Since operational managers often monitor large numbers of wind turbines (WTs), they depend on a toolset to provide them with highly condensed information to identify and prioritize low performing WTs or schedule preventive maintenance measures. Power curves are a frequently used tool to assess the performance of WTs. The power curve health value (HV) used in this work is supposed to detect power curve anomalies since small deviations in the power curve are not easy to identify. It evaluates deviations in the linear region of power curves by performing a principal component analysis.
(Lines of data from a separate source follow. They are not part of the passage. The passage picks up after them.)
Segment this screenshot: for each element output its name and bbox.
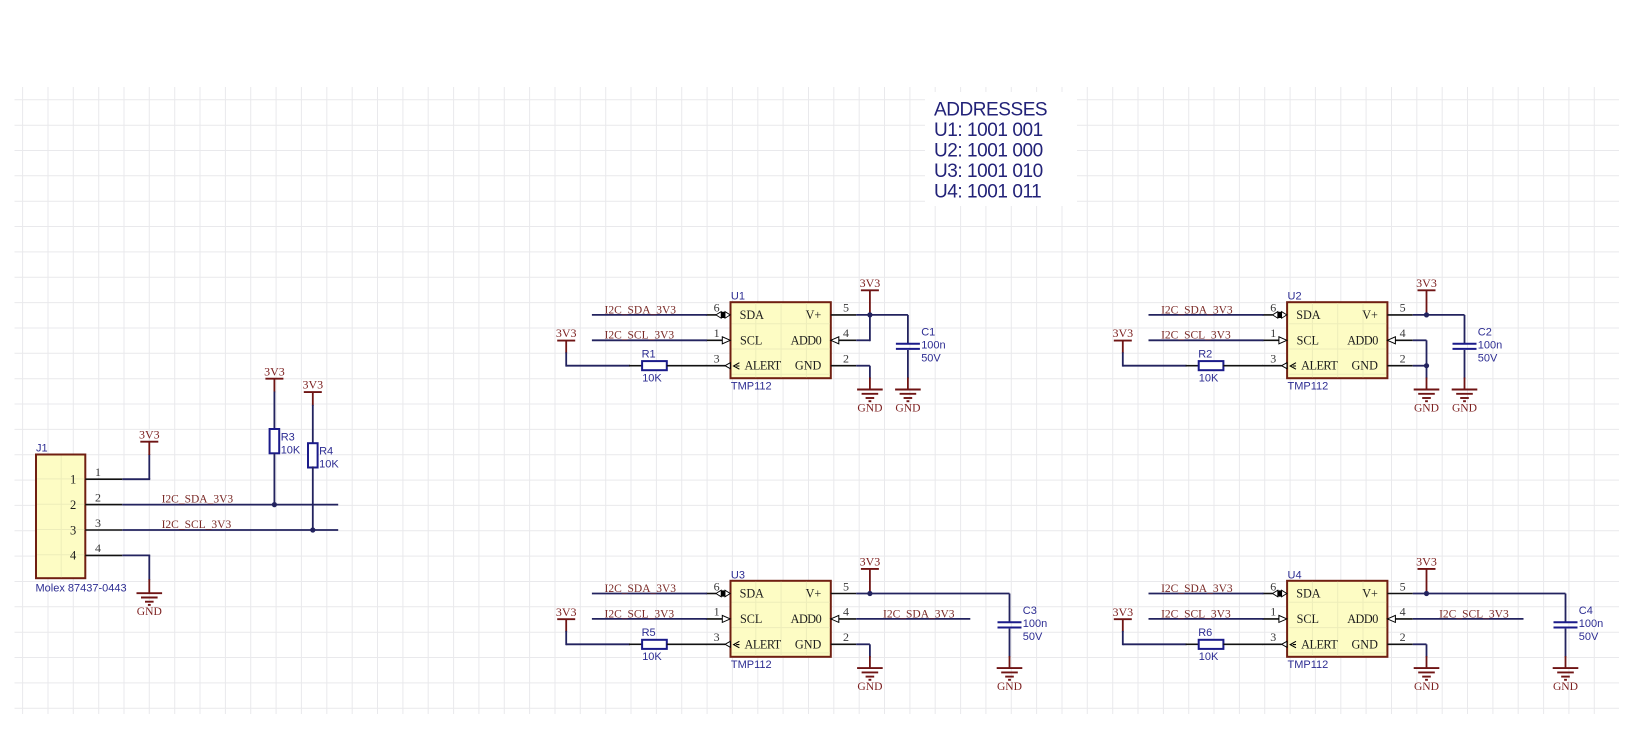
svg-text:I2C_SCL_3V3: I2C_SCL_3V3: [605, 330, 675, 342]
svg-text:4: 4: [1400, 326, 1406, 340]
pin 4 of J1: [70, 541, 122, 563]
svg-text:2: 2: [95, 490, 101, 504]
wire 3V3 stem: [869, 569, 871, 594]
svg-text:6: 6: [1270, 301, 1276, 315]
wire I2C_SCL_3V3 to SCL: [1149, 618, 1264, 620]
svg-text:3: 3: [714, 352, 720, 366]
svg-text:U1: U1: [731, 291, 745, 303]
power 3V3: [302, 378, 323, 392]
connector J1 Molex 87437-0443: [36, 443, 127, 595]
wire V+ rail: [1413, 593, 1566, 595]
pin 3 ALERT of U1: [706, 352, 740, 370]
wire ADD0 to V+: [856, 315, 870, 341]
pin 6 SDA of U4: [1262, 579, 1286, 597]
svg-text:GND: GND: [1414, 402, 1439, 415]
wire I2C_SDA_3V3 to SDA: [1149, 593, 1264, 595]
svg-text:I2C_SDA_3V3: I2C_SDA_3V3: [605, 583, 677, 595]
wire 3V3 stem: [869, 290, 871, 315]
wire I2C_SCL_3V3 to SCL: [592, 618, 707, 620]
svg-text:GND: GND: [857, 402, 882, 415]
svg-text:C1: C1: [921, 326, 935, 338]
pin 5 V+ of U1: [831, 301, 856, 315]
svg-text:GND: GND: [1351, 359, 1378, 373]
svg-text:GND: GND: [795, 359, 822, 373]
svg-text:ADD0: ADD0: [791, 612, 822, 626]
svg-text:GND: GND: [857, 680, 882, 693]
svg-text:GND: GND: [895, 402, 920, 415]
wire cap stem: [907, 315, 909, 344]
svg-text:I2C_SDA_3V3: I2C_SDA_3V3: [1161, 583, 1233, 595]
wire V+ rail: [1413, 314, 1465, 316]
pin 5 V+ of U4: [1387, 579, 1412, 593]
wire V+ rail: [856, 593, 1009, 595]
ground: [857, 390, 883, 415]
svg-text:V+: V+: [1362, 308, 1378, 322]
svg-text:I2C_SCL_3V3: I2C_SCL_3V3: [1161, 608, 1231, 620]
wire I2C_SCL_3V3 bus: [122, 529, 338, 531]
svg-text:3V3: 3V3: [556, 326, 577, 340]
ground: [857, 668, 883, 693]
svg-text:100n: 100n: [921, 339, 945, 351]
resistor R4: [308, 443, 339, 470]
svg-text:R5: R5: [642, 627, 656, 639]
svg-text:3: 3: [70, 523, 76, 537]
capacitor C1: [896, 326, 946, 364]
ground: [1414, 668, 1440, 693]
svg-text:U3: 1001 010: U3: 1001 010: [934, 161, 1043, 182]
svg-text:50V: 50V: [1579, 631, 1599, 643]
pin 2 GND of U3: [831, 630, 856, 644]
svg-text:U2: 1001 000: U2: 1001 000: [934, 141, 1043, 162]
pin 3 ALERT of U3: [706, 630, 740, 648]
pin 2 of J1: [70, 490, 122, 512]
svg-text:50V: 50V: [921, 352, 941, 364]
svg-text:1: 1: [714, 605, 720, 619]
ground: [1452, 390, 1478, 415]
svg-text:1: 1: [70, 473, 76, 487]
svg-text:R4: R4: [319, 446, 333, 458]
svg-text:GND: GND: [1553, 680, 1578, 693]
svg-text:6: 6: [1270, 579, 1276, 593]
svg-text:4: 4: [843, 326, 849, 340]
svg-text:J1: J1: [36, 443, 48, 455]
power 3V3: [860, 555, 881, 569]
wire cap stem: [1009, 594, 1011, 623]
pin 5 V+ of U3: [831, 579, 856, 593]
resistor R1: [642, 348, 667, 384]
svg-text:3V3: 3V3: [302, 378, 323, 392]
svg-text:C3: C3: [1023, 605, 1037, 617]
pin 1 SCL of U1: [706, 326, 731, 344]
wire I2C_SDA_3V3 to SDA: [592, 314, 707, 316]
svg-text:4: 4: [70, 549, 77, 563]
svg-text:SCL: SCL: [1297, 612, 1319, 626]
svg-text:GND: GND: [1414, 680, 1439, 693]
svg-text:R6: R6: [1198, 627, 1212, 639]
svg-text:10K: 10K: [1199, 373, 1219, 385]
svg-text:I2C_SCL_3V3: I2C_SCL_3V3: [605, 608, 675, 620]
svg-text:GND: GND: [795, 637, 822, 651]
wire R5 to ALERT pin: [667, 643, 707, 645]
svg-text:100n: 100n: [1023, 618, 1047, 630]
IC U1 TMP112: [731, 291, 831, 393]
power 3V3: [556, 605, 577, 619]
wire cap to ground: [907, 350, 909, 390]
IC U4 TMP112: [1287, 569, 1387, 671]
wire cap stem: [1565, 594, 1567, 623]
svg-text:SDA: SDA: [740, 587, 765, 601]
svg-text:SCL: SCL: [740, 612, 762, 626]
pin 3 ALERT of U2: [1262, 352, 1296, 370]
svg-text:10K: 10K: [642, 373, 662, 385]
svg-text:5: 5: [843, 579, 849, 593]
pin 6 SDA of U3: [706, 579, 730, 597]
svg-text:I2C_SCL_3V3: I2C_SCL_3V3: [162, 519, 232, 531]
pin 2 GND of U4: [1387, 630, 1412, 644]
svg-text:6: 6: [714, 301, 720, 315]
svg-text:ADD0: ADD0: [1347, 333, 1378, 347]
svg-text:2: 2: [1400, 630, 1406, 644]
svg-text:100n: 100n: [1478, 339, 1502, 351]
wire I2C_SCL_3V3 to SCL: [1149, 339, 1264, 341]
capacitor C3: [998, 605, 1048, 643]
wire I2C_SDA_3V3 to SDA: [592, 593, 707, 595]
svg-text:GND: GND: [1351, 637, 1378, 651]
svg-text:C4: C4: [1579, 605, 1593, 617]
power 3V3: [1112, 326, 1133, 340]
ground: [137, 593, 163, 618]
svg-text:TMP112: TMP112: [731, 659, 772, 671]
junction: [867, 312, 872, 317]
svg-text:TMP112: TMP112: [731, 380, 772, 392]
wire GND pin down: [1413, 644, 1427, 668]
svg-text:3: 3: [1270, 630, 1276, 644]
svg-text:V+: V+: [806, 587, 822, 601]
power 3V3: [1416, 276, 1437, 290]
ground: [895, 390, 921, 415]
wire 3V3 stem: [1426, 569, 1428, 594]
svg-text:R2: R2: [1198, 348, 1212, 360]
svg-text:ADDRESSES: ADDRESSES: [934, 100, 1047, 121]
wire R2 to ALERT pin: [1223, 365, 1263, 367]
svg-text:SDA: SDA: [1296, 308, 1321, 322]
wire ADD0 to GND: [1413, 340, 1427, 365]
pin 1 SCL of U4: [1262, 605, 1287, 623]
wire 3V3 to ALERT resistor: [566, 619, 642, 645]
pin 6 SDA of U2: [1262, 301, 1286, 319]
svg-text:R1: R1: [642, 348, 656, 360]
svg-text:1: 1: [1270, 326, 1276, 340]
svg-text:C2: C2: [1478, 326, 1492, 338]
svg-text:SDA: SDA: [740, 308, 765, 322]
svg-text:GND: GND: [1452, 402, 1477, 415]
wire 3V3 to ALERT resistor: [1123, 341, 1199, 367]
wire R1 to ALERT pin: [667, 365, 707, 367]
power 3V3: [264, 364, 285, 378]
svg-text:SCL: SCL: [1297, 333, 1319, 347]
svg-text:GND: GND: [997, 680, 1022, 693]
svg-text:I2C_SDA_3V3: I2C_SDA_3V3: [162, 494, 234, 506]
svg-text:4: 4: [843, 605, 849, 619]
power 3V3: [1416, 555, 1437, 569]
svg-text:U3: U3: [731, 569, 745, 581]
wire R3 to SDA bus: [273, 453, 275, 504]
svg-text:100n: 100n: [1579, 618, 1603, 630]
wire I2C_SCL_3V3 to SCL: [592, 339, 707, 341]
svg-text:ALERT: ALERT: [745, 359, 782, 373]
resistor R3: [270, 429, 301, 456]
svg-text:5: 5: [1400, 301, 1406, 315]
pin 6 SDA of U1: [706, 301, 730, 319]
ground: [1553, 668, 1579, 693]
svg-text:U4: 1001 011: U4: 1001 011: [934, 182, 1041, 203]
svg-text:TMP112: TMP112: [1288, 659, 1329, 671]
svg-text:SDA: SDA: [1296, 587, 1321, 601]
pin 4 ADD0 of U4: [1387, 605, 1412, 623]
wire V+ rail: [856, 314, 908, 316]
svg-text:U1: 1001 001: U1: 1001 001: [934, 120, 1043, 141]
wire cap to ground: [1009, 629, 1011, 669]
svg-text:4: 4: [95, 541, 101, 555]
resistor R2: [1198, 348, 1223, 384]
svg-text:50V: 50V: [1478, 352, 1498, 364]
svg-text:I2C_SDA_3V3: I2C_SDA_3V3: [1161, 304, 1233, 316]
svg-text:I2C_SDA_3V3: I2C_SDA_3V3: [605, 304, 677, 316]
svg-text:SCL: SCL: [740, 333, 762, 347]
svg-text:3V3: 3V3: [264, 364, 285, 378]
svg-text:1: 1: [714, 326, 720, 340]
svg-text:3V3: 3V3: [1416, 555, 1437, 569]
wire 3V3 to ALERT resistor: [1123, 619, 1199, 645]
wire J1 pin1 to 3V3: [122, 442, 150, 480]
svg-text:1: 1: [1270, 605, 1276, 619]
svg-text:ADD0: ADD0: [1347, 612, 1378, 626]
wire GND pin down: [1413, 366, 1427, 390]
capacitor C4: [1554, 605, 1604, 643]
IC U3 TMP112: [731, 569, 831, 671]
wire 3V3 stem: [1426, 290, 1428, 315]
wire 3V3 to ALERT resistor: [566, 341, 642, 367]
junction: [1424, 591, 1429, 596]
wire J1 pin4 to GND: [122, 555, 150, 593]
svg-text:3V3: 3V3: [860, 276, 881, 290]
wire 3V3 to R4: [312, 392, 314, 443]
svg-text:5: 5: [843, 301, 849, 315]
svg-text:ADD0: ADD0: [791, 333, 822, 347]
svg-text:2: 2: [843, 352, 849, 366]
svg-text:2: 2: [1400, 352, 1406, 366]
wire ADD0 to I2C_SCL_3V3: [1413, 618, 1524, 620]
resistor R5: [642, 627, 667, 663]
svg-text:5: 5: [1400, 579, 1406, 593]
svg-text:I2C_SDA_3V3: I2C_SDA_3V3: [883, 608, 955, 620]
power 3V3: [1112, 605, 1133, 619]
pin 3 ALERT of U4: [1262, 630, 1296, 648]
pin 1 of J1: [70, 465, 122, 487]
wire 3V3 to R3: [273, 379, 275, 429]
pin 4 ADD0 of U1: [831, 326, 856, 344]
pin 4 ADD0 of U2: [1387, 326, 1412, 344]
wire GND pin down: [856, 644, 870, 668]
power 3V3: [860, 276, 881, 290]
svg-text:10K: 10K: [281, 444, 301, 456]
wire cap stem: [1464, 315, 1466, 344]
svg-text:ALERT: ALERT: [1301, 637, 1338, 651]
svg-text:I2C_SCL_3V3: I2C_SCL_3V3: [1161, 330, 1231, 342]
svg-text:V+: V+: [806, 308, 822, 322]
junction: [310, 527, 315, 532]
wire cap to ground: [1464, 350, 1466, 390]
junction: [867, 591, 872, 596]
svg-text:V+: V+: [1362, 587, 1378, 601]
pin 3 of J1: [70, 516, 122, 538]
svg-text:U4: U4: [1288, 569, 1302, 581]
wire GND pin down: [856, 366, 870, 390]
pin 5 V+ of U2: [1387, 301, 1412, 315]
svg-text:2: 2: [843, 630, 849, 644]
wire cap to ground: [1565, 629, 1567, 669]
pin 2 GND of U2: [1387, 352, 1412, 366]
IC U2 TMP112: [1287, 291, 1387, 393]
power 3V3: [556, 326, 577, 340]
capacitor C2: [1453, 326, 1503, 364]
svg-text:3: 3: [1270, 352, 1276, 366]
svg-text:4: 4: [1400, 605, 1406, 619]
svg-text:U2: U2: [1288, 291, 1302, 303]
pin 4 ADD0 of U3: [831, 605, 856, 623]
svg-text:R3: R3: [281, 431, 295, 443]
svg-text:3: 3: [95, 516, 101, 530]
svg-text:10K: 10K: [642, 651, 662, 663]
wire ADD0 to I2C_SDA_3V3: [856, 618, 970, 620]
pin 1 SCL of U3: [706, 605, 731, 623]
wire R6 to ALERT pin: [1223, 643, 1263, 645]
pin 1 SCL of U2: [1262, 326, 1287, 344]
svg-text:GND: GND: [137, 605, 162, 618]
svg-text:10K: 10K: [1199, 651, 1219, 663]
wire R4 to SCL bus: [312, 466, 314, 530]
svg-text:ALERT: ALERT: [745, 637, 782, 651]
ground: [997, 668, 1023, 693]
ground: [1414, 390, 1440, 415]
note ADDRESSES: [925, 92, 1077, 206]
junction: [1424, 312, 1429, 317]
wire I2C_SDA_3V3 to SDA: [1149, 314, 1264, 316]
junction: [272, 502, 277, 507]
svg-text:Molex 87437-0443: Molex 87437-0443: [36, 582, 127, 594]
svg-text:3V3: 3V3: [1416, 276, 1437, 290]
svg-text:2: 2: [70, 498, 76, 512]
svg-text:6: 6: [714, 579, 720, 593]
resistor R6: [1198, 627, 1223, 663]
svg-text:10K: 10K: [319, 459, 339, 471]
svg-text:3V3: 3V3: [139, 427, 160, 441]
svg-text:TMP112: TMP112: [1288, 380, 1329, 392]
pin 2 GND of U1: [831, 352, 856, 366]
junction: [1424, 363, 1429, 368]
wire I2C_SDA_3V3 bus: [122, 504, 338, 506]
svg-text:ALERT: ALERT: [1301, 359, 1338, 373]
power 3V3: [139, 427, 160, 441]
svg-text:3V3: 3V3: [860, 555, 881, 569]
svg-text:3V3: 3V3: [1112, 605, 1133, 619]
svg-text:3V3: 3V3: [1112, 326, 1133, 340]
svg-text:1: 1: [95, 465, 101, 479]
svg-text:50V: 50V: [1023, 631, 1043, 643]
svg-text:I2C_SCL_3V3: I2C_SCL_3V3: [1439, 608, 1509, 620]
svg-text:3V3: 3V3: [556, 605, 577, 619]
svg-text:3: 3: [714, 630, 720, 644]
To calculate the HV, the standard deviation in direction of the second principal component of a reference data set is compared to the standard deviation of a combined data set consisting of the reference data and data of the evaluated period. This article examines the applicability of this HV for different purposes as well as its sensitivities and provides a modified HV approach to make it more robust and suitable for heterogeneous data sets. The modified HV was tested based on ENGIE's open data wind farm and data of on- and offshore WTs from the WInD-Pool. It proved to detect anomalies in the linear region of the power curve in a reliable and sensitive manner and was also eligible to detect long term power curve degradation. Also, about 7 % of all corrective maintenance measures were preceded by high HVs with a median alarm horizon of three days. Overall, the HV proved to be a promising tool for various applications.